Sometimes we try to get what we want because we feel it will raise our status among our clan.  There is research that suggests that this has roots early in our social evolution when we were driven to need the approval of our milieu when clans were a primary source of survival and protection. Making ourselves valuable to our community assured us of those protections. In our modern society, this dynamic manifests as a highly competitive and transactional way of looking at the world. We don’t just want to fit in with our milieu, we want to impress them, we want them to want us, we want them to need us, we want them to love us. The more we feel loved by the community the more we actually feel protected by that community. How much of our social negotiations stem from wanting our mother’s love, or our fathers care? It is said that the initial attachment of a child to its caregivers sets a primary behavioral template.

 

I was asked recently by a student if we could discuss how our meditation practice could lead us to greater control over others and lead us to the idea that we could better manipulate the world. The answer to that is that meditation practice turns that whole question on its head and suggest instead that we create a sense of well-being within ourselves so that we reduce the need to cling and grasp, and in so doing reduce the suffering we endure in our lives.  When we reduce the need to have these facile material connections to our societal caregivers, we reduce the need to manipulate or cajole or seduce or cry for our bottle. Our emotional baseline becomes a sense of contentment with who we are that might lead to contentment to what we have.  That doesn’t mean we can’t flirt for a drink, or cry for attention. It doesn’t mean we can’t try to do our best and it doesn’t mean we can’t want to be loved by the world. It just means that none of that speaks to what we really want. What we want is to find completeness and contentment in our life, and to be helpful to others.

 

There is a Buddhist parable about a person who when walking the world could either pave the world in leather to protect their feet, or to wear leather on their feet to protect themselves. The moral seems to be that wearing leather is a more efficient way of walking through life. As meditation practitioners our work is to develop and refine ourselves so that we can be of service to ourselves and to the world. In this way our position in the clan is more secure as we are truly of benefit to the society.

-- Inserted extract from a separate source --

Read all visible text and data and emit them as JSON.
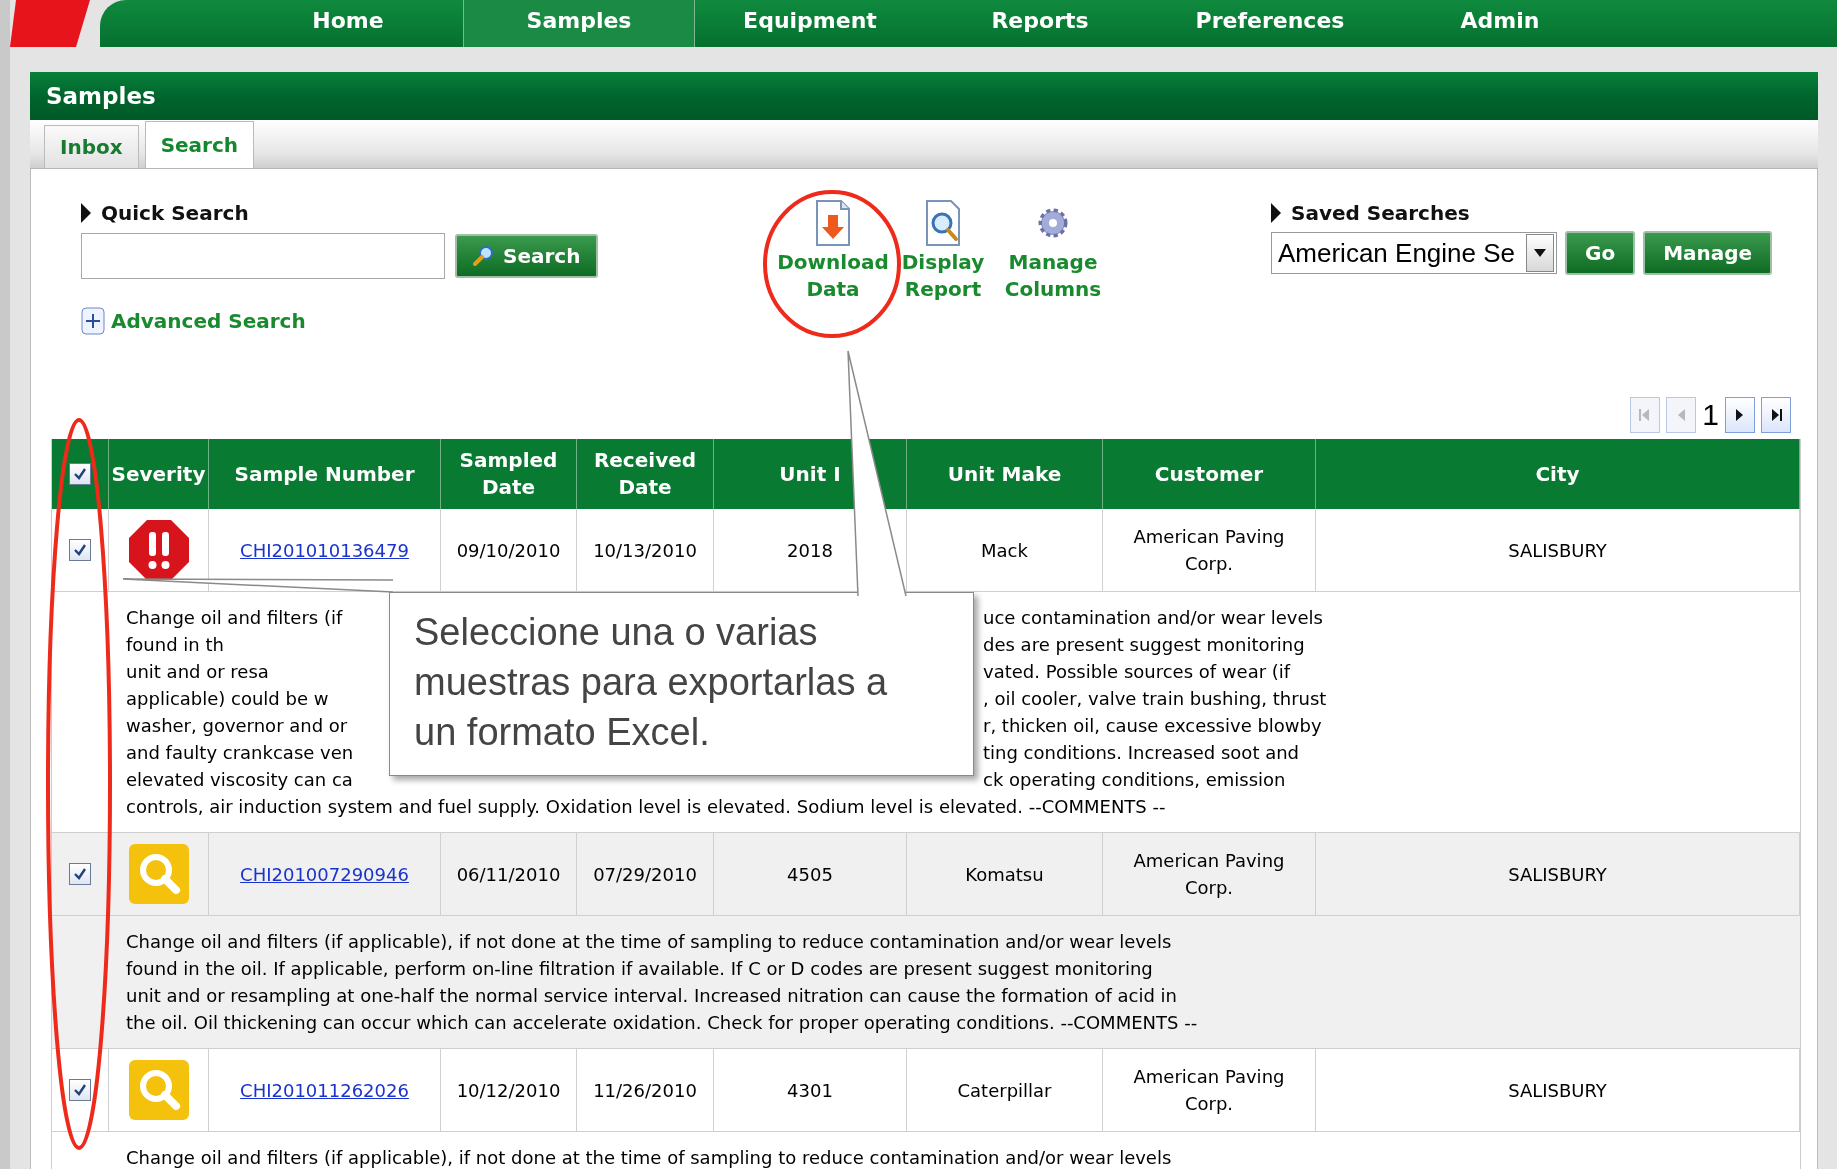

A sad aspect of life is that people are most attracted to those who can benefit them. Many of us play a common game of throwing ourselves to the ground in supplication to the world. We want someone to help us. We want anyone to carry the burden. We want the universe to save us. But the truth is, until we can do those things for ourselves, no one will be there in any lasting, meaningful way.  Until we have the strength to help others, we have little meaning to ourselves and to our world.

 

So, the way to get everything you want in life is to, of course, want what you have. And once we have it, all we can do is share it. If we are looking to find security, it comes not from clinging, but from letting go.